Le décor est posé : c'est un récit de lutte. Pourtant, ce n'est pas l'histoire de ces hommes.
Souvenez-vous de la bascule, de ce changement de point de vue. Nous ne suivons plus les hommes mais la louve. Celle qui mène la meute. Celle qui connaît le feu et l'heure de la soupe. Et nous, lecteurs, nous oublions les humains pour lutter avec elle contre la famine, pour nous confronter à la dure loi du Wild, pour vivre la joie de vies nouvelles.
Souvenez-nous de ce nouveau glissement. Ce n'est plus le sort de la louve qui nous inquiète, mais celui d'un louveteau gris. Comme si ces premières pages avaient pour seul but de nous faire accepter d'entrer dans sa peau, de regarder par ses yeux tous neufs. Alors, nous apprenons avec lui. La menace constante de la Faim, la présence quotidienne de la Peur, et l'appel de l'Aventure. Le désir de découverte. Le courage, aussi, pour se confronter au Wild.

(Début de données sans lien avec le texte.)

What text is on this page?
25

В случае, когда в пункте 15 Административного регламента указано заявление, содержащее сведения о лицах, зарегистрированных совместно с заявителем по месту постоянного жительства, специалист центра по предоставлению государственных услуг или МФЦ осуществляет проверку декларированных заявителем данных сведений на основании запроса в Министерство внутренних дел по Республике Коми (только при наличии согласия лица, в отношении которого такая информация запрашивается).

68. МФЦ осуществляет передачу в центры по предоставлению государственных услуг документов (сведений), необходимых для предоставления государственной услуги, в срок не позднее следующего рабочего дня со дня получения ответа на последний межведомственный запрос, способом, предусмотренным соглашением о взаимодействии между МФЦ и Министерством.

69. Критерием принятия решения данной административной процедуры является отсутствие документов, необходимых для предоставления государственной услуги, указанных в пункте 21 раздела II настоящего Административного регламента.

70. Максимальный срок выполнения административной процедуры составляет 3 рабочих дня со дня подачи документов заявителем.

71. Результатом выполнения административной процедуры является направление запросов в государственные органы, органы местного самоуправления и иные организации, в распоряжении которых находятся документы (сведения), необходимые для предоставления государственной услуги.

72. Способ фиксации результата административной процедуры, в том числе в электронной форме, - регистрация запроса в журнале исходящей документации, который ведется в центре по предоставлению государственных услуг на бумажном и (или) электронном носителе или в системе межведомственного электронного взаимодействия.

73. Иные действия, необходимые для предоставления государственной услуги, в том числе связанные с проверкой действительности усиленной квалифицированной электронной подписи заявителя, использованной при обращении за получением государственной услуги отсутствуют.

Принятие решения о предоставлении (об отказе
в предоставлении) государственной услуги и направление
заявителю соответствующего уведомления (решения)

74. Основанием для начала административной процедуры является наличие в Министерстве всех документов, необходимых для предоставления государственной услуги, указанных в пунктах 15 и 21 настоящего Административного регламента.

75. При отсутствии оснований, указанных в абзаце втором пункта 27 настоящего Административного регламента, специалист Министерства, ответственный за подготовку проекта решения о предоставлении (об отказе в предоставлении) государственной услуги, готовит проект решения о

Et l'on suit ses premiers pas, ses premiers échecs, ses premières victoires. Jusqu'à LA rencontre. Celle qui changera sa vie. Celle qui le fait basculer dans le monde des humains, des faiseurs de feu.
Alors, le récit devient prétexte. Pour découvrir une culture, certes présentée sous un prisme que l'on pourrait discuter, mais qui a la particularité de se faire sans jugement, puisque notre protagoniste même se concentre sur ses ressentis, plus que sur une morale très humaine. Ne nous voilons pas la face, le récit devient alors celui de la servitude. Mais avant tout, Croc-Blanc - car il y gagne un nom - expérimente, apprend, s'endurcit. Et nous permet de prendre conscience des limites de notre propre espèce, de notre tendance à imposer, à dominer.
Nouvelle bascule, vers l'obscur. Palette de faiblesses humaines, traitées dans toutes leurs nuances. Alcoolisme, addiction, manipulation. Violence. Une violence brute, écrasante, omniprésente. Croc-Blanc semble alors né pour la souffrance, mais continue de survivre tant bien que mal, au jour le jour, son regard inhumain nous le rendant d'autant plus crédible, d'autant plus attachant.
Jusqu'à la délivrance. La rédemption de l'humain. La découverte qu'une autre voie est possible, que la violence qui sous-tend son existence n'est pas une fatalité.
Certes, le message peut faire sourire, rappeler que ce livre a longtemps été classé en jeunesse et qu'il met en scène des personnages parfois manichéens. Mais la richesse de sa langue, la puissance du choix entre nature et culture, entre violence et amour, en font une oeuvre intemporelle, dans laquelle replonger avec plaisir à tout âge.
Une (re)lecture à compléter par son symétrique inversé, L'appel de la forêt, traitant au contraire du retour à la nature ; voire par les deux autres livres de l'auteur ayant des chiens pour protagonistes, bien que méconnus : Jerry, chien des îles, et Michael, chien de cirque.